SOSYAL MEDYA HESAPLARIMIZ

MOBİL UYGULAMALARIMIZ

Paylaş
veya
aşağıdaki bağlantıyı paylaşın:

Öğretmen Açığının 210 Bin Olduğu Neden Gizleniyor?

Yayınlanma:
ABONE OL
Öğretmen Açığının 210 Bin Olduğu Neden Gizleniyor?

Öğretmen açığı ülkemizde eğitimin en önemli sorunlarından birisidir. Ancak öğretmen açığı konusunda Milli Eğitim Bakanlığı’nda sürekli farklı rakamlar dillendirilmekte ve kamuoyu yanıltılmaktadır.

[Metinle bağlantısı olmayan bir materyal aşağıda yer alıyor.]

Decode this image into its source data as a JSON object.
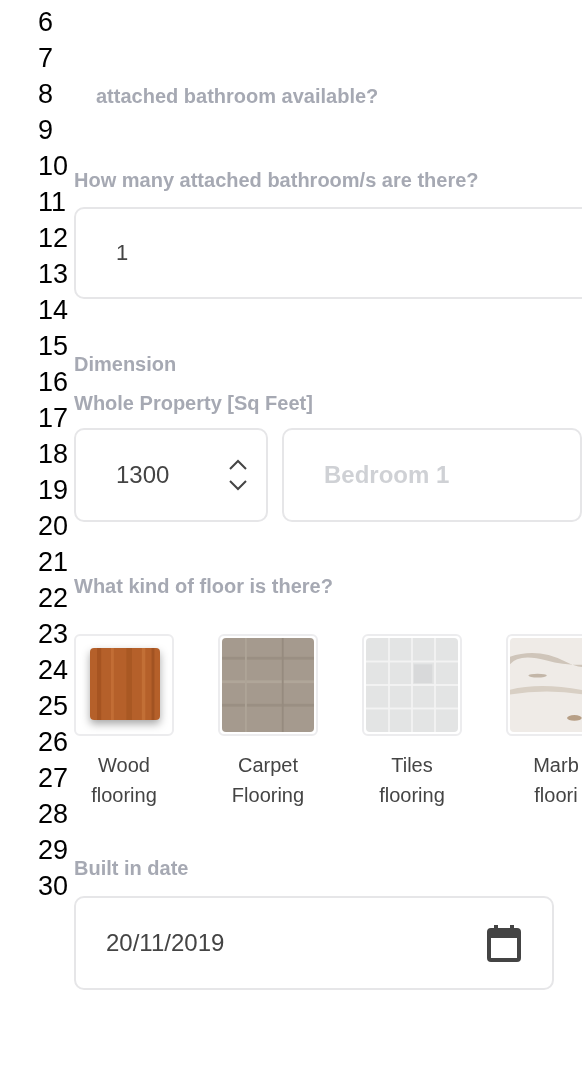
{
  "line_numbers": [
    "6",
    "7",
    "8",
    "9",
    "10",
    "11",
    "12",
    "13",
    "14",
    "15",
    "16",
    "17",
    "18",
    "19",
    "20",
    "21",
    "22",
    "23",
    "24",
    "25",
    "26",
    "27",
    "28",
    "29",
    "30"
  ],
  "bathroom_available": {
    "label": "attached bathroom available?"
  },
  "bathroom_count": {
    "label": "How many attached bathroom/s are there?",
    "value": "1"
  },
  "dimension": {
    "title": "Dimension",
    "whole_property": {
      "label": "Whole Property [Sq Feet]",
      "value": "1300"
    },
    "bedroom": {
      "placeholder": "Bedroom 1"
    }
  },
  "floor": {
    "label": "What kind of floor is there?",
    "options": [
      {
        "lines": [
          "Wood",
          "flooring"
        ],
        "selected": true
      },
      {
        "lines": [
          "Carpet",
          "Flooring"
        ],
        "selected": false
      },
      {
        "lines": [
          "Tiles",
          "flooring"
        ],
        "selected": false
      },
      {
        "lines": [
          "Marb",
          "floori"
        ],
        "selected": false
      }
    ]
  },
  "built_in": {
    "label": "Built in date",
    "value": "20/11/2019"
  }
}
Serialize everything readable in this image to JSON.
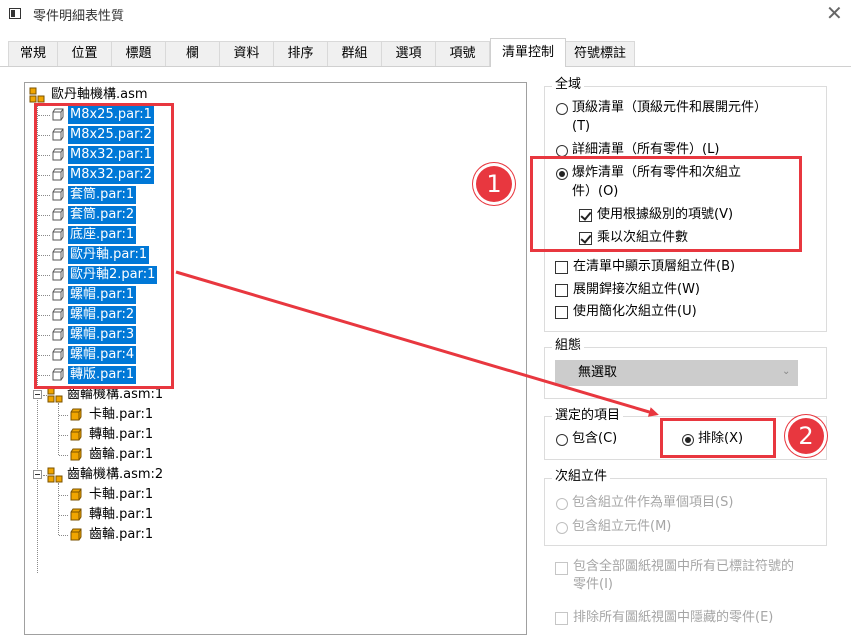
{
  "window": {
    "title": "零件明細表性質",
    "close_glyph": "✕"
  },
  "tabs": [
    {
      "label": "常規"
    },
    {
      "label": "位置"
    },
    {
      "label": "標題"
    },
    {
      "label": "欄"
    },
    {
      "label": "資料"
    },
    {
      "label": "排序"
    },
    {
      "label": "群組"
    },
    {
      "label": "選項"
    },
    {
      "label": "項號"
    },
    {
      "label": "清單控制",
      "active": true
    },
    {
      "label": "符號標註"
    }
  ],
  "tree": {
    "root": "歐丹軸機構.asm",
    "selected_items": [
      "M8x25.par:1",
      "M8x25.par:2",
      "M8x32.par:1",
      "M8x32.par:2",
      "套筒.par:1",
      "套筒.par:2",
      "底座.par:1",
      "歐丹軸.par:1",
      "歐丹軸2.par:1",
      "螺帽.par:1",
      "螺帽.par:2",
      "螺帽.par:3",
      "螺帽.par:4",
      "轉版.par:1"
    ],
    "subassemblies": [
      {
        "label": "齒輪機構.asm:1",
        "children": [
          "卡軸.par:1",
          "轉軸.par:1",
          "齒輪.par:1"
        ]
      },
      {
        "label": "齒輪機構.asm:2",
        "children": [
          "卡軸.par:1",
          "轉軸.par:1",
          "齒輪.par:1"
        ]
      }
    ]
  },
  "scope": {
    "title": "全域",
    "top_level": {
      "line1": "頂級清單（頂級元件和展開元件）",
      "line2": "(T)"
    },
    "detailed": "詳細清單（所有零件）(L)",
    "exploded": {
      "line1": "爆炸清單（所有零件和次組立",
      "line2": "件）(O)"
    },
    "use_level_numbers": "使用根據級別的項號(V)",
    "multiply_qty": "乘以次組立件數",
    "show_top_asm": "在清單中顯示頂層組立件(B)",
    "expand_weldments": "展開銲接次組立件(W)",
    "use_simplified": "使用簡化次組立件(U)"
  },
  "state": {
    "title": "組態",
    "value": "無選取"
  },
  "selected_items_group": {
    "title": "選定的項目",
    "include": "包含(C)",
    "exclude": "排除(X)"
  },
  "subassembly": {
    "title": "次組立件",
    "as_single": "包含組立件作為單個項目(S)",
    "components": "包含組立元件(M)"
  },
  "drawing_view": {
    "include_all_line1": "包含全部圖紙視圖中所有已標註符號的",
    "include_all_line2": "零件(I)",
    "exclude_hidden": "排除所有圖紙視圖中隱藏的零件(E)"
  },
  "annotations": {
    "badge1": "1",
    "badge2": "2",
    "color": "#e8373f"
  },
  "colors": {
    "selection": "#0078d7",
    "part_icon": "#f0a500",
    "asm_icon": "#e8a000"
  }
}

Milli Eğitim Bakanı Nimet Çubukçu, 24.11.2009 tarihinde yaptığı açıklamada 76 bin 721 öğretmen açığı olduğunu söylemişti. Oysa Milli Eğitim Bakanlığı’nın 2009 iç denetim raporunda öğretmen açığının 133 bin 317 olduğu belirtildi. Milli Eğitim Bakanlığı 24.05.2010 tarihinde de açık norm kadro sayısını 141 bin 293 olarak ilan etti. Ancak 19.06.2010 tarihinde Milli Eğitim Bakanı Nimet Çubukçu öğretmen açığı konusunda yine farklı bir rakam verdi. Bakan’ın açıklamasına göre öğretmen açığı 78 bin 321. Bu ne perhiz, bu ne lahana turşusu?

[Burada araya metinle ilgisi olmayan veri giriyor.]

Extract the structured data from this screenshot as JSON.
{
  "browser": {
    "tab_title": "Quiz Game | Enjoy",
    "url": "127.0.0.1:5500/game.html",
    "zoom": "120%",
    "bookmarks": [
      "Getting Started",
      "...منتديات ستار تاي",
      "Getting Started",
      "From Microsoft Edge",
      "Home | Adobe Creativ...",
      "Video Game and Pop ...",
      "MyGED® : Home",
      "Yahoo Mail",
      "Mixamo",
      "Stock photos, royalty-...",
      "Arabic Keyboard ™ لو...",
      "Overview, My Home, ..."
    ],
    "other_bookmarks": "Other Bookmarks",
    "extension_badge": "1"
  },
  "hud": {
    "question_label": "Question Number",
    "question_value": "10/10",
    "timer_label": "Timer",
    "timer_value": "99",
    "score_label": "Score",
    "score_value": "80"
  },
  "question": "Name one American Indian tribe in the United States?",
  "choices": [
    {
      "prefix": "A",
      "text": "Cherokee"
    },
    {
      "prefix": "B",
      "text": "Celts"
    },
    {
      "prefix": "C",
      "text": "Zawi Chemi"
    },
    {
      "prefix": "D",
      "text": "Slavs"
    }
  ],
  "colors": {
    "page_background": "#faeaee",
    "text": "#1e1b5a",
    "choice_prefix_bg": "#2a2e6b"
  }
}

Norm kadro açığı 141 bin 293 olduğuna göre, bu rakama 70 bin Sözleşmeli Öğretmeni de eklediğimizde kadrolu öğretmen ihtiyaç sayısı 211 bin 293 etmez mi? Sayın Bakan yeni ihdas edilen 70 bin öğretmen kadrosunu atama yapılmadan öğretmen almış gibi mi görüyor? Biz mi hesap bilmiyoruz, yoksa Sayın Bakanı birileri mi yanıltıyor?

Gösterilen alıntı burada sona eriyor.